Friday, September 13, 2013

Issue Review: Miss Fury 5

In 1942, Captain Chandler's plane explodes on a bombing run in the South Pacific.  In Manhattan of the near future, the time traveling Nazi air force is bombing the city.  Miss Fury listens as Schauberger explains what has been going on.  Harmon is really Hermann, a Nazi spy, who was a rival of Schauberger's.  When Hermann killed Schauburger, and then Miss Fury fell through the skylight into the time machine, their paths through time were linked.  He hands her a strange ball and tells her to travel through time and kill Hermann.  Schauberger tells Fury to shoot down the planes coming at them, but she refuses.  She's had enough killing, and enough of people controlling her.  Schauberger rages at her, telling her that Hermann rigged Chandler's plane to blow up, and Miss Fury then takes control of her time traveling and sends herself back to 1943.  There, she confronts Hermann, and says she won't kill again... after this. Then she shoots him, and destroys the crown and the time machine that started it all.  Finally she travels back to 1942, to the train platform, so she can see Chandler again. But he's not there.  And Schauberger, watching from the side, leers at her confusion and travels in time once more.

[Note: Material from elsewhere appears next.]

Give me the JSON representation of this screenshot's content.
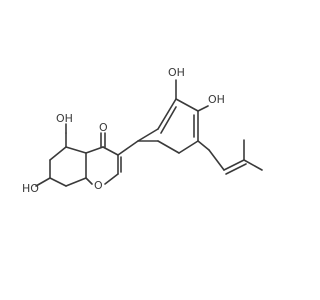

This is an excellent continuation (not quite a conclusion yet) of the first Miss Fury story arc.  The confusing elements finally get explained, and we learn what is really going on.  When Miss Fury fell through the skylight in issue 1 and entered the time machine, she was the first person to use it. She became, in Schauberger's words, the "original" time traveler.  This makes her special.  Later she is able to travel just by wishing it (using the magic word, "Switch").  Miss Fury goes back to the beginning, and kills the man who started everything -- Harmon/Hermann. Then she destroys the time machine so it can never be used.  This should put everything right with the world.

But, clearly it doesn't -- because when she uses the time-travel sphere that Schauberger gave her earlier, and goes back one more year to 1942, to the platform where she said good-bye to Chandler, he's not there (and neither is her old self, though she doesn't seem to notice that part). Additionally, Schauberger's dead soul is still time traveling (as is clear from his observation of her at in the last panel) -- that should not be possible, since he did not start time traveling until Miss Fury entered the machine that she has now destroyed.

Writer Rob Williams has done a fairly good job with the time travel and the paradoxes so far, but he still has some explaining to do in future issues.  We still don't know exactly what events have remained in the timeline, and what events Miss Fury's murder of Harmon erased.  Additionally, how Chandler could not be there in 1942, when Fury only changed events post-1943, is completely unclear at this point.  More explanation is clearly needed.

That said, Williams did a great job of wrapping up most of the loose ends from the earlier books, and he does an outstanding job of Miss Fury's characterization.  I don't really know anything about the prior incarnations of this character, but we see in this issue a good reason for what I assume will be a "code against killing" in future issues -- she has been forced to kill several times in this first arc, and she has had enough of it. She swears never to kill again.  We will have to see if she can stick to her vow.

Once again the art in this issue is excellent.  The action scenes, backgrounds, and special effects all look great. The evil grins on the faces of the two main Nazis - Hermann and Schauberger -- are priceless.  Nazis always make great villains but artist Jack Herbert really brings their malevolence to life in these pages. And as always, he draws a beautiful Marla/Miss Fury -- tough as nails, yet still vulnerable.

Overall this was a good issue, with a solid story and lovely art.  Of the first five issues, I have liked this the best so far.  I am definitely going to stick around for a while and see how this series develops.